Mind mapping

The early phases of product design typically generate massive amounts of data, the result of discovery activities that included stakeholder interviews, various forms of audience, user and competitive research, and other activities. As was explored in the previous chapters, this information helps define the product, including the desired experience strategy.

The information can also be used for concept development by helping the designer "see the wood from the trees" and the technique to accomplish that is called mind mapping.

In the context of forests and trees, it is interesting to note that, similar to sketching, visualizing knowledge with diagrams has been used for centuries, dating back at least to the 3rd century CA, and is attributed to the Roman philosopher, Porphyry.

Porphyry, whose portrait you can see in the preceding image, was supposedly the first to organize information--in his case, Aristotle's Categories--in a diagram known as a Porphyry tree, examples of which are also provided in the same image.

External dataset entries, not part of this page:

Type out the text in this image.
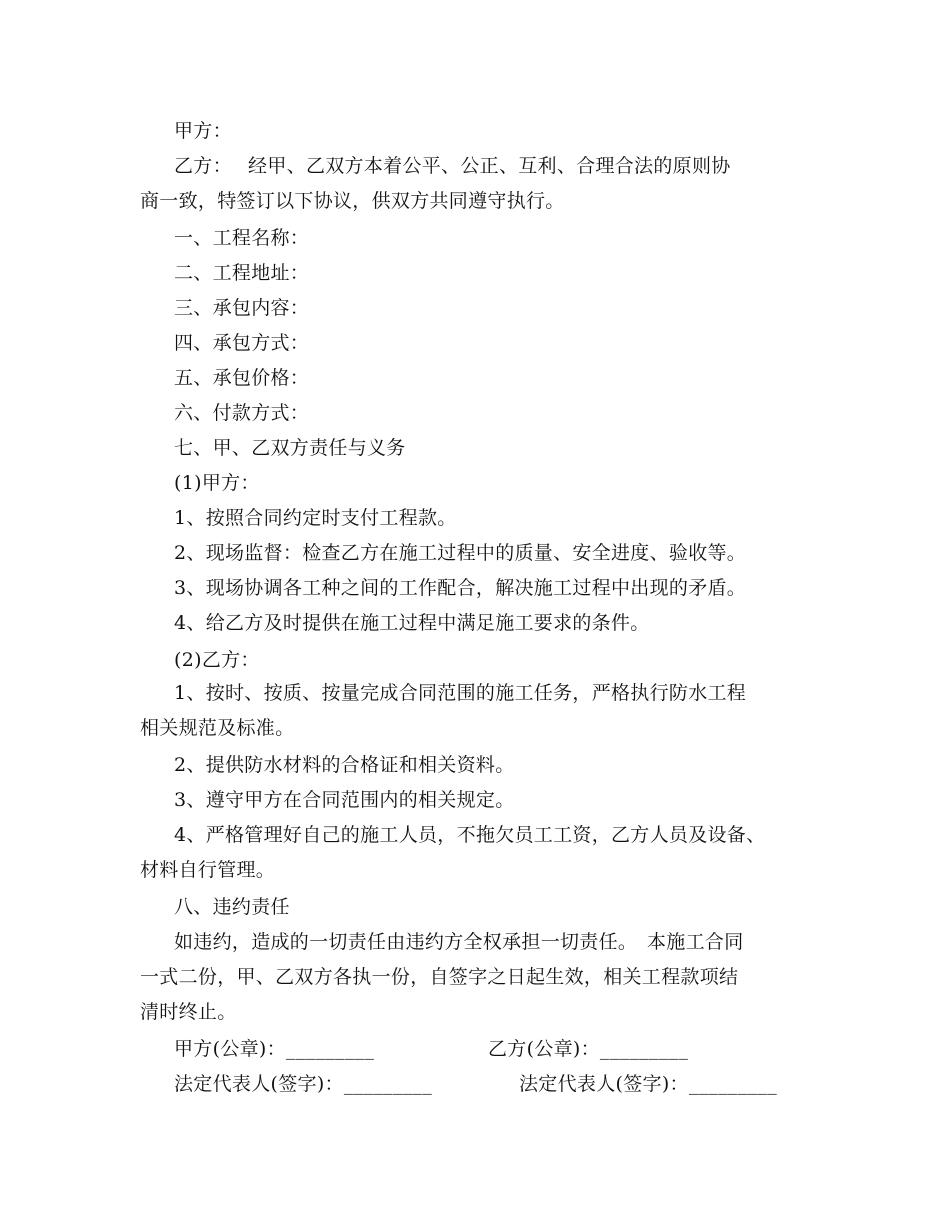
甲方：
乙方：　 经甲、乙双方本着公平、公正、互利、合理合法的原则协
商一致，特签订以下协议，供双方共同遵守执行。
一、工程名称：
二、工程地址：
三、承包内容：
四、承包方式：
五、承包价格：
六、付款方式：
七、甲、乙双方责任与义务
(1)甲方：
1、按照合同约定时支付工程款。
2、现场监督：检查乙方在施工过程中的质量、安全进度、验收等。
3、现场协调各工种之间的工作配合，解决施工过程中出现的矛盾。
4、给乙方及时提供在施工过程中满足施工要求的条件。
(2)乙方：
1、按时、按质、按量完成合同范围的施工任务，严格执行防水工程
相关规范及标准。
2、提供防水材料的合格证和相关资料。
3、遵守甲方在合同范围内的相关规定。
4、严格管理好自己的施工人员，不拖欠员工工资，乙方人员及设备、
材料自行管理。
八、违约责任
如违约，造成的一切责任由违约方全权承担一切责任。　本施工合同
一式二份，甲、乙双方各执一份，自签字之日起生效，相关工程款项结
清时终止。
甲方(公章)：_________	乙方(公章)：_________
法定代表人(签字)：_________	法定代表人(签字)：_________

Today, there are many open source and commercial software tools for authoring and sharing mind maps, such as FreeMind, MindManager, and iMindMap.

Mind-mapping software products help organize and visualize data in compelling graphic ways, as illustrated in the preceding image. The free-form interaction makes it easy and fast to manually organize a large number of unstructured ideas, thoughts, and other bits of information and turn them into a coherent structure.

Clusters and the items nested in them can be easily named, expanded, and collapsed--items can be moved between groups, groups can be nested in other groups, and so on. The designer can quickly explore various arrangements of data and evolve the concept to a final version.

Mind-maps are significantly more effective than spreadsheets in communicating complex relationships because large amounts of data are presented to business and other stakeholders visually--initially at a high level, as a few clusters of data; the discussion progresses to details, the designer can gradually drill into each of the clusters, and discuss its composition and relationship to the rest of the structure.

Mind mapping is a domain-agnostic data-visualization technique that has endless uses. In the context of software application design, and example developing the information architecture of the application can be considered as an example.